We examined the other points that Ber-man and Perry Brothers, Inc. urged in the court of civil appeals to determine if there are factual matters which require our remand of the cause to that court. They have urged a number of factual insufficiency points, but our decision renders all of them immaterial. They are points which complain of the trial court’s judgment against them for punitive damages, and we have held that neither Berman nor Perry Brothers, Inc. is subject to those damages. That part of the judgment of the court of civil appeals was correct in its reversal of the trial court’s judgment.
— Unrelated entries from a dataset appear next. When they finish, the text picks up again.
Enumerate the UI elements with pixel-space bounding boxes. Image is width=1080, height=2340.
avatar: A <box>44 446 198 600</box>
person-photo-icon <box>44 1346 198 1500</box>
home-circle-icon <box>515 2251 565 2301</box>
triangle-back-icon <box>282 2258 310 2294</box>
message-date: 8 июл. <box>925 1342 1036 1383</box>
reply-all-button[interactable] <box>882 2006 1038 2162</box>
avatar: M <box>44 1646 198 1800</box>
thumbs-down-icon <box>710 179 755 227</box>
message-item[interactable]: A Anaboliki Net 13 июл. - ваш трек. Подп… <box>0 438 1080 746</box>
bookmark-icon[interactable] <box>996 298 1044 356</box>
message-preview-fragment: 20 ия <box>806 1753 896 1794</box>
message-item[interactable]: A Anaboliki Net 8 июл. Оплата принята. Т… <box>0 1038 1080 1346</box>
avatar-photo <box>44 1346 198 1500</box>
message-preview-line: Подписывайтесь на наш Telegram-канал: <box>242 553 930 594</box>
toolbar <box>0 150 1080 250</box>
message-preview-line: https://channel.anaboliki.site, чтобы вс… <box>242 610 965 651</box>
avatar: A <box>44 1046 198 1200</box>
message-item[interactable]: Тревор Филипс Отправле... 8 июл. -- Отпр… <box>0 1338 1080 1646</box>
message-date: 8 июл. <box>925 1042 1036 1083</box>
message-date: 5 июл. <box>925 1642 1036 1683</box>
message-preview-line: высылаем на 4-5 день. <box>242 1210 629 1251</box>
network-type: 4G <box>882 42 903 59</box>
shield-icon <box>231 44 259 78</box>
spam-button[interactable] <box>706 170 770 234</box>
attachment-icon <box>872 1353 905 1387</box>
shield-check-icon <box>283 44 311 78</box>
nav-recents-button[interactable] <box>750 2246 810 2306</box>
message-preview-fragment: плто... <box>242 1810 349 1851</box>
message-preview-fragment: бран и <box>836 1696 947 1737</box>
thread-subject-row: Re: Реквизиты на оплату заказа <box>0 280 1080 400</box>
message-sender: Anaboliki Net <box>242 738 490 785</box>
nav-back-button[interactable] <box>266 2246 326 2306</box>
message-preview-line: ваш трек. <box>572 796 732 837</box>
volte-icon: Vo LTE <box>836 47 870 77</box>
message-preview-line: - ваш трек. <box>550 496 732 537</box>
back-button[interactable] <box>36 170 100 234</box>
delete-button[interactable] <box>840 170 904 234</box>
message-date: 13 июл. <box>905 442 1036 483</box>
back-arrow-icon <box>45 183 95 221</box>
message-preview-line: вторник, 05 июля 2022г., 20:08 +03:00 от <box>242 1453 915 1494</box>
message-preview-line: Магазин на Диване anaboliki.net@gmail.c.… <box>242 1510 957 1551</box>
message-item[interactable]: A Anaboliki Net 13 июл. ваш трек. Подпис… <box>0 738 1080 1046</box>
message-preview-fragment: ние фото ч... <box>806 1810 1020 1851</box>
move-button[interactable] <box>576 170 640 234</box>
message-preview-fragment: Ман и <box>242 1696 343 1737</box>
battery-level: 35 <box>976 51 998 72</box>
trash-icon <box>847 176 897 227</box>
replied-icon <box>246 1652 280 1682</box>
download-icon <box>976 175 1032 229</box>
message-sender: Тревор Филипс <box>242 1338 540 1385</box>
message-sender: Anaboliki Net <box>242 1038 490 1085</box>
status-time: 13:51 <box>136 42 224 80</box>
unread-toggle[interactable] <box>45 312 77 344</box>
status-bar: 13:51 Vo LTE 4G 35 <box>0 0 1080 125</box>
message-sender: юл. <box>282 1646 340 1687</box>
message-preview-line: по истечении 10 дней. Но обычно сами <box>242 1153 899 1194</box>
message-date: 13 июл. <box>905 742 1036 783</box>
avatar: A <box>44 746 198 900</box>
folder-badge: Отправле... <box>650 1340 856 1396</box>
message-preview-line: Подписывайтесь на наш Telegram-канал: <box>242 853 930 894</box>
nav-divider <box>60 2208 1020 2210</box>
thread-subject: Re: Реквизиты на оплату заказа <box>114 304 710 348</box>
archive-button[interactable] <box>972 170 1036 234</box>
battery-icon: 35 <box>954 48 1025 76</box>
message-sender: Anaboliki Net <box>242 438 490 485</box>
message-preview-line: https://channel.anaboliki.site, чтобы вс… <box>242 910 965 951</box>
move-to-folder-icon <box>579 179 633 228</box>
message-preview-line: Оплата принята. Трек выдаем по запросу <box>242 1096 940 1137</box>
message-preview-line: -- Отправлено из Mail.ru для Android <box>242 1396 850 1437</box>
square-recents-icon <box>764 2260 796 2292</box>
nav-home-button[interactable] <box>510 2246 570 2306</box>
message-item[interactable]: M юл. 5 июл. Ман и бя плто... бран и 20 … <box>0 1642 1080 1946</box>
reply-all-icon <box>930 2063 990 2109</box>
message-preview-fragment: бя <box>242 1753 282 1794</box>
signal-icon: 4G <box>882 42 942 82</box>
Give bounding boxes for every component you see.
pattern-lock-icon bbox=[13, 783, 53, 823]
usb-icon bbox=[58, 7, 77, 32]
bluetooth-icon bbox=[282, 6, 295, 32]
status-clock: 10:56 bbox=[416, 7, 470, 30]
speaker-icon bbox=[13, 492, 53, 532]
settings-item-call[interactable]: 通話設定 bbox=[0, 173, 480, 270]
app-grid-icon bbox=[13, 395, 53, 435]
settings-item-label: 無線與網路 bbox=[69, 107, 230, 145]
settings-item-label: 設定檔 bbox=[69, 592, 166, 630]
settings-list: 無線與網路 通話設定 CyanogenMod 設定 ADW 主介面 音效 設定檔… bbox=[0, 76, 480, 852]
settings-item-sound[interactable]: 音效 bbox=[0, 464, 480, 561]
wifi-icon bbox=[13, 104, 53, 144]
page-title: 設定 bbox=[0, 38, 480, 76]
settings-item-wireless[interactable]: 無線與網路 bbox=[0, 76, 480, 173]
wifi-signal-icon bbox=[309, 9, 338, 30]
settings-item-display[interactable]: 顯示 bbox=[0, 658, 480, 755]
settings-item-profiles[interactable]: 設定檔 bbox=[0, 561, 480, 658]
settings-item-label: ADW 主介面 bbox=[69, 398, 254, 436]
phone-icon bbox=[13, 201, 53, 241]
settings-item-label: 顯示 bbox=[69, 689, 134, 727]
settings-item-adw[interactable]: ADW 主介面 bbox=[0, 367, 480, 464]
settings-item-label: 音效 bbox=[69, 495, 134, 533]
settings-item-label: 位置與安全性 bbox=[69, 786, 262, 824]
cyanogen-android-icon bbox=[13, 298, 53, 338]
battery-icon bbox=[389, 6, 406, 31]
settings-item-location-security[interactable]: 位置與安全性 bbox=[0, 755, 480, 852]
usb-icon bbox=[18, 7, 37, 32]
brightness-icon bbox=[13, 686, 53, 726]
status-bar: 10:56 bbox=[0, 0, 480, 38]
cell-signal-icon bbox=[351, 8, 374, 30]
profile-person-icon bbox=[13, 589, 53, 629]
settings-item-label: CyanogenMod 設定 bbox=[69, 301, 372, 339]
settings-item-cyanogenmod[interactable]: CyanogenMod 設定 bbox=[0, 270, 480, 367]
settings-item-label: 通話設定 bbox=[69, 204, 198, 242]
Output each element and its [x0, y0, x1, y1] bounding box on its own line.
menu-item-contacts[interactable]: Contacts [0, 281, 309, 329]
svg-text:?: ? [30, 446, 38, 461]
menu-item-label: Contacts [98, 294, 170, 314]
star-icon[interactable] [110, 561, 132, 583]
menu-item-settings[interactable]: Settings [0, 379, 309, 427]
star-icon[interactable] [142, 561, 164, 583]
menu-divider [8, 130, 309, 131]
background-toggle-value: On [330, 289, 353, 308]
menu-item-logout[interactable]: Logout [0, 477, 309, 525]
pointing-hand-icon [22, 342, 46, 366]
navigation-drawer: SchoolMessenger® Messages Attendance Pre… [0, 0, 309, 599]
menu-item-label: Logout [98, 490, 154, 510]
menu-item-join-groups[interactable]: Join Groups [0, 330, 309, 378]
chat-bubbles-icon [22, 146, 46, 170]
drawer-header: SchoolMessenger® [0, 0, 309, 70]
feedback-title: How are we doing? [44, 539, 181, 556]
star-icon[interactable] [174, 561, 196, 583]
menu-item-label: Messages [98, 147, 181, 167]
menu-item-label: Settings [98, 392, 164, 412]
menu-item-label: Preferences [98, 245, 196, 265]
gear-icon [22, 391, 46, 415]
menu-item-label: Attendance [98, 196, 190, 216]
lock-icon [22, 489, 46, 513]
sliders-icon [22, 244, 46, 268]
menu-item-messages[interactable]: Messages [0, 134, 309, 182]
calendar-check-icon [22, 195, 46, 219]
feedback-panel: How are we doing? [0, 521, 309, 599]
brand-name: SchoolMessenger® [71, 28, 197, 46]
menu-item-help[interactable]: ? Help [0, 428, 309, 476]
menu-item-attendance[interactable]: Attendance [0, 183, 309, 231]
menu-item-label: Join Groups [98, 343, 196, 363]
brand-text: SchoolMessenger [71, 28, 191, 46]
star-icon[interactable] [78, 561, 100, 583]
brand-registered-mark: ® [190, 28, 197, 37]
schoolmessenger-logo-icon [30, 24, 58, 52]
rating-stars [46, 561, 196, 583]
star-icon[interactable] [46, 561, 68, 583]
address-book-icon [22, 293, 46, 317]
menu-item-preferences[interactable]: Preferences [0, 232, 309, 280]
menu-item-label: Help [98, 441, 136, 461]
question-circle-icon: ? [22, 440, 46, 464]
We, therefore, reverse that part of the judgment of the court of civil appeals which dissolved the injunction ordered by the trial court and affirm that portion of the trial court’s judgment. We affirm that part of the judgment of the court of civil appeals which reversed the trial court’s judgment for punitive damages in favor of City Products Corporation and Z. S., Inc. Since both petitioners and respondents have in part prosecuted their appeals with effect, one-half of the costs in the trial court and on appeal are adjudged against City Products Corporation, Z. S., Inc., and A & I Levy Estates, a partnership. The other half of the trial and appellate costs are adjudged against the Estate of Max Berman and Perry Brothers, Inc. Commercial Standard Ins. Co. v. Ebner, 149 Tex. 28, 228 S.W.2d 507, 511 (1950); Tex.R.Civ.Pro. 501.